The library assumes the data is available on the device memory. It is the responsibility of the developer to allocate memory and to copy data between GPU memory and CPU memory using standard CUDA runtime APIs, such as cudaMallocAsync(), cudaFreeAsync(), cudaMemcpyAsync(), etc.

Hardware and Software Requirements#

GPU Architectures	Compute Capability 7.0 (Volta) and above
CUDA	12.8 recommended, 12.x compatible
CPU Architectures	x86_64, arm64-sbsa
Operating System	Linux

Recommended NVIDIA InfiniBand solutions for accelerated inter-node communication

Required Packages

CUDA Toolkit 12.x
NVSHMEM v3.1 and above
NCCL v2.18.5 and above

Recommended Packages

GDRCopy v2.0+ (NVIDIA/gdrcopy) and nv_peer_mem (Mellanox/nv_peer_memory) - Allows underlying communication packages to use GPUDirect RDMA.
Mellanox OFED (https://www.mellanox.com/products/infiniband-drivers/linux/mlnx_ofed) - drivers for NVIDIA InfiniBand Adapters.

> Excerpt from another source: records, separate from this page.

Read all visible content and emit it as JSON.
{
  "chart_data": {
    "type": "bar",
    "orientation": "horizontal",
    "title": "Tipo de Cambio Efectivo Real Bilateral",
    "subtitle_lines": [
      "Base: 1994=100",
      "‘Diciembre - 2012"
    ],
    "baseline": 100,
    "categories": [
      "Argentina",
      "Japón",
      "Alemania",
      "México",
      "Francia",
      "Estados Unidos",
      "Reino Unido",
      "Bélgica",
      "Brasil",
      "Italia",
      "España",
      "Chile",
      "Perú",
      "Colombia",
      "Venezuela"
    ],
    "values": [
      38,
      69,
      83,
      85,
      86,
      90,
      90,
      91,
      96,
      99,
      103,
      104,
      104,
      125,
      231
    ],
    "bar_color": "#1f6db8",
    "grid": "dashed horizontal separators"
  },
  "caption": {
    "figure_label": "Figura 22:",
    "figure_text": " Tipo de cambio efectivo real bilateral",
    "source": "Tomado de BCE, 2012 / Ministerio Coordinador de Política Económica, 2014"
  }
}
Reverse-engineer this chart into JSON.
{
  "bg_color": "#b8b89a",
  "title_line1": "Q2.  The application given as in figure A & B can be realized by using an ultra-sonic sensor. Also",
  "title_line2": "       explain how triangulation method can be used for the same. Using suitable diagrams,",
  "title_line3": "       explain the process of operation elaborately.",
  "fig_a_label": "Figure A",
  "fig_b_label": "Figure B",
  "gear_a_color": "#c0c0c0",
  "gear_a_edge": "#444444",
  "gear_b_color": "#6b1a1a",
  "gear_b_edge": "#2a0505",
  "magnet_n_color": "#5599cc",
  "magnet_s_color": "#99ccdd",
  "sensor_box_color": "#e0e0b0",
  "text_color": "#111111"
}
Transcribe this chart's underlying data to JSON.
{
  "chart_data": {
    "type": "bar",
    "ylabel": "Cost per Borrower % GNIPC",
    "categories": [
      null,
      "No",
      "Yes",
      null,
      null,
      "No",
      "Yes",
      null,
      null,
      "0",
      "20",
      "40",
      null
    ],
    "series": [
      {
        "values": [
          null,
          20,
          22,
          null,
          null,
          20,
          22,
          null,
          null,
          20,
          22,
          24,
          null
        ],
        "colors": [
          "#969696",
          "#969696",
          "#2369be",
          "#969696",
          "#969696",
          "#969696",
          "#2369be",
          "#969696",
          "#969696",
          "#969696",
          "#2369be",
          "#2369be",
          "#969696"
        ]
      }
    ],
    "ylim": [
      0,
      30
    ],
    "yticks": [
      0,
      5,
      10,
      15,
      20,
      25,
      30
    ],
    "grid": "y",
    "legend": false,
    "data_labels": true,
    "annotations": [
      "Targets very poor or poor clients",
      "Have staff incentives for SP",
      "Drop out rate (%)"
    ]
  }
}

Data Layout of Local Matrices#

cuBLASMp assumes that local matrices are stored in column-major format.

Workflow#

cuBLASMp’s workflow can be broken down as follows:

1. Create a NCCL communicator: NCCL Initialization.

2. Initialize the library handle: cublasMpCreate().

3. Initialize grid descriptors: cublasMpGridCreate().

4. Initialize matrix descriptors: cublasMpMatrixDescriptorCreate().

5. Query the host and device buffer sizes for a given routine.

6. Allocate host and device workspace buffers for a given routine.

7. Execute the routine to perform the desired computation.

8. Synchronize local stream to make sure the result is available, if required: cudaStreamSynchronize().

9. Deallocate host and device workspace.

10. Destroy matrix descriptors: cublasMpMatrixDescriptorDestroy().

11. Destroy grid descriptors: cublasMpGridDestroy().

12. Destroy cuBLASMp library handle: cublasMpDestroy().

13. Destroy the NCCL communicator: NCCL Initialization.

Code Samples#

Code samples can be found in the CUDALibrarySamples repository.